Thursday, October 23, 2008

Antibiotics for Preterm Labor Carry Long-Term Risk for Babies

New research shows that antibiotics given during apparent premature labor, without ruptured membranes or detectable infection, provide no benefit and may cause long-term harm to children

Cerebral palsy was present nearly twice as much in children at age 7 whose mothers received erythromycin during spontaneous preterm labor. An increase in risks was also seen with a combination of amoxicillin and clavulanate (co-amoxiclav), although it was lower. Among 1,611 children exposed in utero, 3.3% had cerebral palsy at age 7, compared with 1.7% of children in the control group or those exposed to co-amoxiclav alone.

In addition, the children were also at increased risk of functional impairment, which includes abnormalities such as difficulties with learning, walking, eyesight and other more extensive disabilities. 42.3% of children in the erythromycin group demonstrated some type of functional impairment.

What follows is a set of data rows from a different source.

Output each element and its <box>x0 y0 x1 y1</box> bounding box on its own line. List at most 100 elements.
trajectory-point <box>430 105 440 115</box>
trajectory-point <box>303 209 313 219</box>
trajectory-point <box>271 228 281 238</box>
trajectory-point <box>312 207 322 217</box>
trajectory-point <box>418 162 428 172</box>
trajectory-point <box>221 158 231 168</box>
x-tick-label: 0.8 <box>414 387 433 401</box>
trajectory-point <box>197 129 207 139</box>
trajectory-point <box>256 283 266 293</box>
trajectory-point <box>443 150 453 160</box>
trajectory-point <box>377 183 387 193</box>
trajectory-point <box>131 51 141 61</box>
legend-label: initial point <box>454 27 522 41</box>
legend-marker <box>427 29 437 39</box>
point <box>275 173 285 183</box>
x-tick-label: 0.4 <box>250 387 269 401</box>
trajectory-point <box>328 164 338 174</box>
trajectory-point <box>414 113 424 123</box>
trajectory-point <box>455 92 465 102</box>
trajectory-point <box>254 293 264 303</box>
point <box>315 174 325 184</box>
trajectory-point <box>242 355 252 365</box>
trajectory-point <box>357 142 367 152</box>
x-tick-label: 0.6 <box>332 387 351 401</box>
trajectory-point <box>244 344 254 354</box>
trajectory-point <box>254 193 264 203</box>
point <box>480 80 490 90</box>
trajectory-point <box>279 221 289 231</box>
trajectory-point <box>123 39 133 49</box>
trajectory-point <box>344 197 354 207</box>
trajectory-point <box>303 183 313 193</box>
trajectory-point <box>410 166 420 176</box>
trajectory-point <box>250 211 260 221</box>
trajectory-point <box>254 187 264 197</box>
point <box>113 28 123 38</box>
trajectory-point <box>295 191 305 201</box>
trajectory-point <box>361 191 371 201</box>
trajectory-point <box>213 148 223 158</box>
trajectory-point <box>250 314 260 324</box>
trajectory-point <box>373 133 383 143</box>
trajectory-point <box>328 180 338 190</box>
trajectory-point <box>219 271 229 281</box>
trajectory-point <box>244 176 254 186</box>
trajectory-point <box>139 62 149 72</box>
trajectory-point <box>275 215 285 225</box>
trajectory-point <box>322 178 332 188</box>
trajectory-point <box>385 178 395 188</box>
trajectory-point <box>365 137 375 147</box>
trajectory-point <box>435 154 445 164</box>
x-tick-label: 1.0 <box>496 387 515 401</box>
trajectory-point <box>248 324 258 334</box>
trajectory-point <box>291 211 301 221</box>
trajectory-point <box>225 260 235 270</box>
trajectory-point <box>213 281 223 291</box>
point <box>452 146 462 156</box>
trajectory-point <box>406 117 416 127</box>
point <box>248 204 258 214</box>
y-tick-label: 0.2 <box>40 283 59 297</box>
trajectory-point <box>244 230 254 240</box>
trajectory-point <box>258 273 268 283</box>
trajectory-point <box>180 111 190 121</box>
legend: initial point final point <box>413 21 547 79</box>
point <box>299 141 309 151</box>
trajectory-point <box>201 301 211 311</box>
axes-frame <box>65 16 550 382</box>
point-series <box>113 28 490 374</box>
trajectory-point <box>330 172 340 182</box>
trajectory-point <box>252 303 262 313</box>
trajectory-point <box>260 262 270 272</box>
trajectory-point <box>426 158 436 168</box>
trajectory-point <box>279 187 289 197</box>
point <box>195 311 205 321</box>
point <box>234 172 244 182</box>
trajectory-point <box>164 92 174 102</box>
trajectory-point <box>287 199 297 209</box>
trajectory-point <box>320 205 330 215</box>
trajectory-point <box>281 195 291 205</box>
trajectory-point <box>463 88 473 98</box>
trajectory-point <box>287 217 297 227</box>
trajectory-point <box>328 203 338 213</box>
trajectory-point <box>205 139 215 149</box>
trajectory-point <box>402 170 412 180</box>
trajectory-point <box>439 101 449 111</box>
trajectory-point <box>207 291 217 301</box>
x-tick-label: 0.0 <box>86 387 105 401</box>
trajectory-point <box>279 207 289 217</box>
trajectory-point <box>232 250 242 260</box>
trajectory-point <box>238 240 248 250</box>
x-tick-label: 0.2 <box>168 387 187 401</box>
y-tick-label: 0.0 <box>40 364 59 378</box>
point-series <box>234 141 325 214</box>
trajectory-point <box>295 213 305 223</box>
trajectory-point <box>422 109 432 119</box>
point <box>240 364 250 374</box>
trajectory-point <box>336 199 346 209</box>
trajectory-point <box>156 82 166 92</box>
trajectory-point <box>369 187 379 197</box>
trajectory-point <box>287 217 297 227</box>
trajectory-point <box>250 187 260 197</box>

For women with ruptured membranes but no signs of clinical infection, antibiotics neither improved nor increased risks.

The researchers calculated that one child would experience harm for every 64 mothers treated with erythromycin while 1 child would experience harm for every 79 mothers who received co-amoxiclav alone.

In the U.S., guidelines from ACOG recommend a combination of amoxicillin and erythromycin for women with preterm membrane rupture but neither the ACOG nor RCOG guidelines in England address the use of antibiotics for women in preterm labor whose membranes have not ruptured.

In response to the new study, Alison Bedford Russell, M.B.B.S., B.Sc., of Warwick Medical School, and P.J. Steer, M.D., of Imperial College London stated:

"The lessons to be learned seem clear: contrary to popular opinion ('might as well give them, they don't do any harm'), antibiotics are not risk free,".

The moral of the story: interventions should be used with discretion and follow the purpose to which research has shown them to be effective. More isn't always better.